ABD’nin savaşcı politikasını eleştiren Avatar filmi kullanılan silahlar düşünüldüğünde ister ister insanın aklına “acaba gene silah reklamı mı yapılıyor” fikrini getiriyor. ABD nin kendi kendini eleştirirken bile silah reklamı yapması, komutanın “kendi canınız için savaşacaksınız” diyen düşüncesi ile özetleniyor. Bir ulus olamamış bir halkı bir arada tutmanın yegane yolunun bu olduğunu biliyor komutan. Bunun yanında savaşcıl tutumunu eleştirirken gövde gösterisinde bulunması çok ikiyüzlüce…,
Na’i halkı hepimizin tahmin edeceği gibi Irak ve Afganistan’ı akla getiriyor. inançsız bir topluma örnek inanç modelleri gösteriliyor.

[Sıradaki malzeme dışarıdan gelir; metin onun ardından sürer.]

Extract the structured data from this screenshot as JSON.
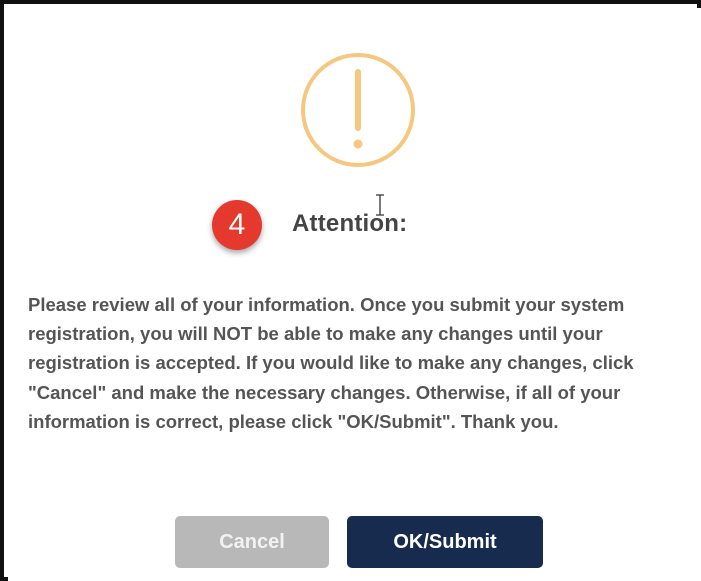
{
  "dialog": {
    "step_number": "4",
    "title": "Attention:",
    "message": "Please review all of your information. Once you submit your system registration, you will NOT be able to make any changes until your registration is accepted. If you would like to make any changes, click \"Cancel\" and make the necessary changes. Otherwise, if all of your information is correct, please click \"OK/Submit\". Thank you.",
    "cancel_label": "Cancel",
    "ok_label": "OK/Submit",
    "icon": "warning-exclamation-icon"
  },
  "colors": {
    "warning_icon": "#f6c77f",
    "badge": "#e5392e",
    "ok_button": "#172b4f",
    "cancel_button": "#b8b8b8",
    "text": "#555555"
  }
}
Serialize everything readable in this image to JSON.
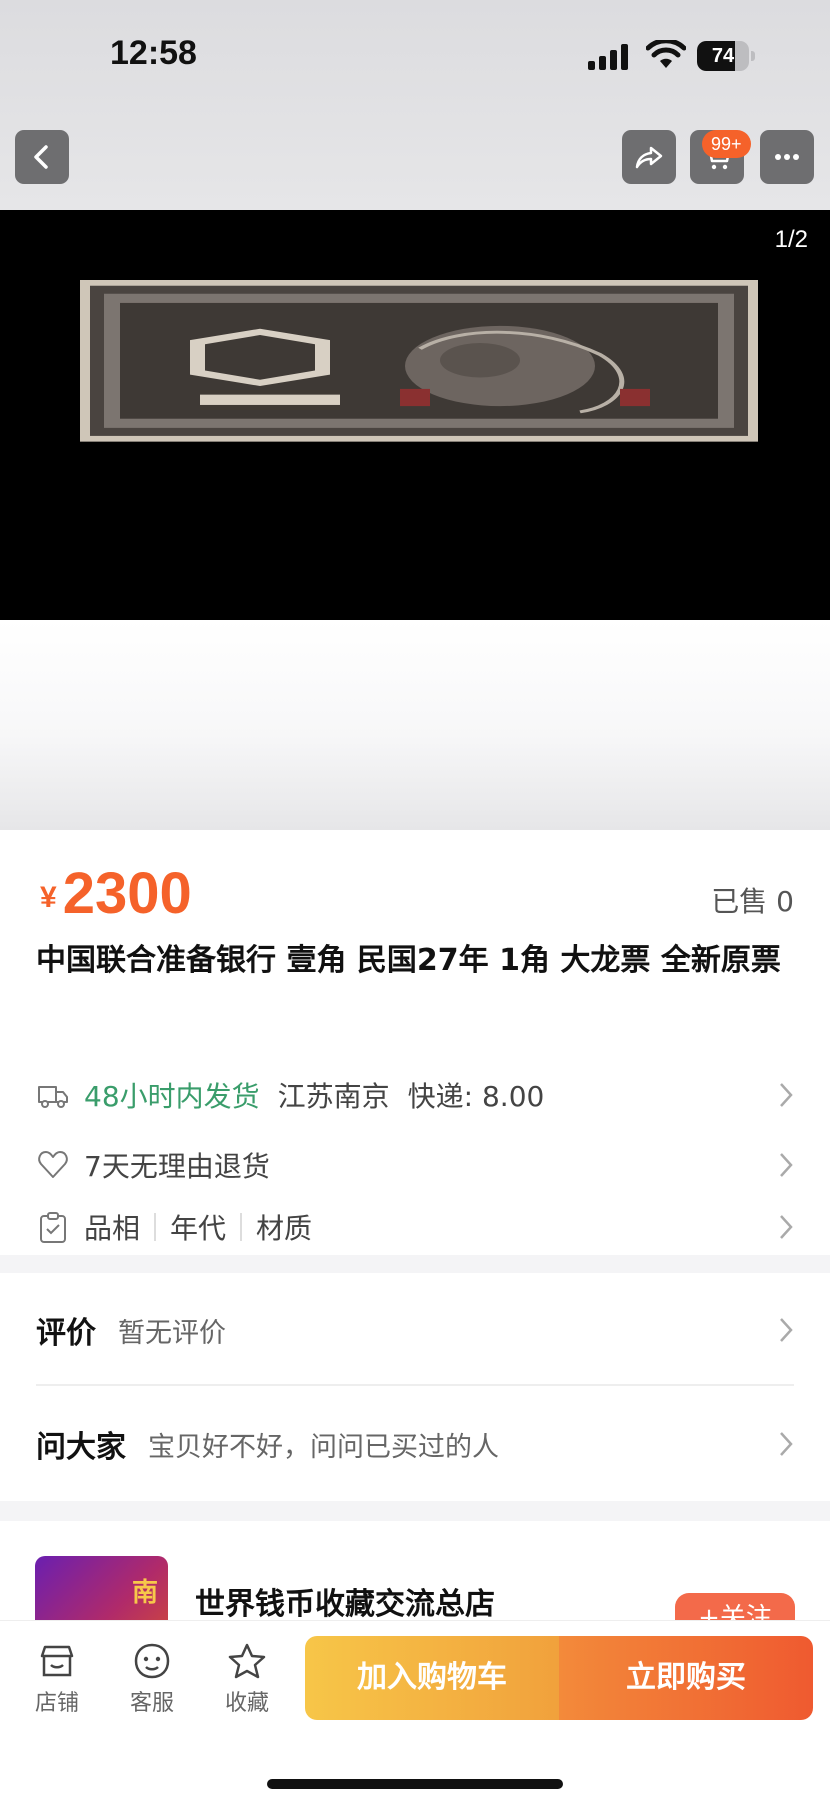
{
  "status_bar": {
    "time": "12:58",
    "battery_percent": 74,
    "battery_label": "74"
  },
  "nav": {
    "cart_badge": "99+"
  },
  "gallery": {
    "counter": "1/2"
  },
  "product": {
    "currency": "¥",
    "price": "2300",
    "sold": "已售 0",
    "title": "中国联合准备银行 壹角 民国27年 1角 大龙票 全新原票",
    "shipping_time": "48小时内发货",
    "location": "江苏南京",
    "shipping_fee": "快递: 8.00",
    "return_policy": "7天无理由退货",
    "attributes": [
      "品相",
      "年代",
      "材质"
    ]
  },
  "reviews": {
    "label": "评价",
    "value": "暂无评价",
    "ask_label": "问大家",
    "ask_hint": "宝贝好不好，问问已买过的人"
  },
  "shop": {
    "name": "世界钱币收藏交流总店",
    "follow_label": "+关注",
    "logo_text": "南"
  },
  "bottom_bar": {
    "store": "店铺",
    "service": "客服",
    "favorite": "收藏",
    "add_to_cart": "加入购物车",
    "buy_now": "立即购买"
  },
  "icons": [
    "back-icon",
    "share-icon",
    "cart-icon",
    "more-icon",
    "truck-icon",
    "heart-icon",
    "clipboard-icon",
    "store-icon",
    "service-icon",
    "star-icon"
  ],
  "colors": {
    "accent": "#f5622a",
    "green": "#3a9d6b",
    "cart_button": "#f7c648",
    "buy_button": "#ef5a30"
  }
}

Onun dışında Avatar klasik ABD kurgularından farklı, özgün bir şey barındırmıyor. Kutsal Ağacın ülkesi, uyku yolu ile geçiş yapan Jack’ın rüyası gibi. Yürüyen, koşan,uçan Jack var o rüyada. ABD’nin kendine bakışı Jack karakteri ile simgelenmiş. Eylemsileşen, sakat adam. Engelli bir insanın rüyası ve büyük ABD rüyası. Ama bir yanı ile de Jack bilmeyen, cahil adam olarak iki dünya arasında bir tercüman görevi görüyor. Yeterince kirlenmemiş henüz…Bilginin tükendiği bir boşluk. Ve bilginin tükettiği insanlar. Yeniden ilkel özüne giderek yeniden var olabilir ancak. Hızın ve teknolojinin tahrip etmediği dingin bir başlangıçla. Evrendeki her şeyin anlamlı bir enerji dolaşımı olduğu ve enerjilerin ödünç alındığını vurguluyor film.

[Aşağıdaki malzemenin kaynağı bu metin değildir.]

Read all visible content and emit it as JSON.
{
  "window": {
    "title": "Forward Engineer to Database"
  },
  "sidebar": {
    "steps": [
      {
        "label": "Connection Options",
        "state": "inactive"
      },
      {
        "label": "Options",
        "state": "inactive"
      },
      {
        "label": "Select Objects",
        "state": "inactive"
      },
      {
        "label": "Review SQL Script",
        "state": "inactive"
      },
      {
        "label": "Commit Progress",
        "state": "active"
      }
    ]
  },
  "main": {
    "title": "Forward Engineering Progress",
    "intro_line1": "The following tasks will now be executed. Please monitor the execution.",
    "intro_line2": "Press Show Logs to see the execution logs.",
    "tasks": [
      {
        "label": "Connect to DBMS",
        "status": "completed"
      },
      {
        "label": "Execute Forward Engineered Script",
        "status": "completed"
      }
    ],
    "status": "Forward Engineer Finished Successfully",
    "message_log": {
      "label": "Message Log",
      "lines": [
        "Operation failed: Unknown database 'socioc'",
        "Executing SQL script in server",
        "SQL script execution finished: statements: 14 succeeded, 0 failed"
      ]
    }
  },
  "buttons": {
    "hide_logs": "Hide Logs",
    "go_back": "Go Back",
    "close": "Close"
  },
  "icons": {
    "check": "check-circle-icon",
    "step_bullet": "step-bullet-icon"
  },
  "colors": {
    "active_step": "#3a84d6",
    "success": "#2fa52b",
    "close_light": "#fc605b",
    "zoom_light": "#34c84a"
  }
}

ABD’nin kendi kendini eleştirdiğini kör göze parmak, şeklinde anlatan ifadelerden biri de komutanın onlara göre ilkel’toprakları bombalıyıp döndükten sonra yaptığı konuşmada “teröre terörle karşılık vereceğiz” sözü oluyor. Bu sözü duymayanınız yoktur heralde…
Sinema bir görsellik ziyafeti ise izlenmeye değer bir film. Onun dışında pek yeni bir şey söylemiyor film.
ABD yeni reklam politikasını insanların duygularını kullanarak yapıyor. Anlaşılabilmeleri için aklın ve mantığın işe yaramadığını gördüler. Şimdi duyguları kullanıyorlar. Önce suçluluk duyuyorlarmış gibi, dünyadan af diliyorlarmış gibi hissediyorsunuz. Sonra anlıyorsunuz olup biteni: Şımarık bir çocuk gibi önce ağlayarak, bütün o yapıp ettiklerini “bak şöyle yaptım, silahımı füzemi bombamı şöyle şöyle üstlerine attım, bak gösteriyim, (heyecanlanarak, coşkuyla) işte bu silahlarımı işte bu füzelerimi, bombalarımı…cinayetlerinden suçluluk duyarak taklit yolu ile anlatırken, tatbikat yaparken, cinayet aletlerini görünce yeniden gözlerinde o şeytani parıltının belirmesi, o suçun günahın heyecanını kanında hissetmesi, aymaz bir kötü olduğunu, savaşcı olduğunu gösteriyor, af dileyen birini değil…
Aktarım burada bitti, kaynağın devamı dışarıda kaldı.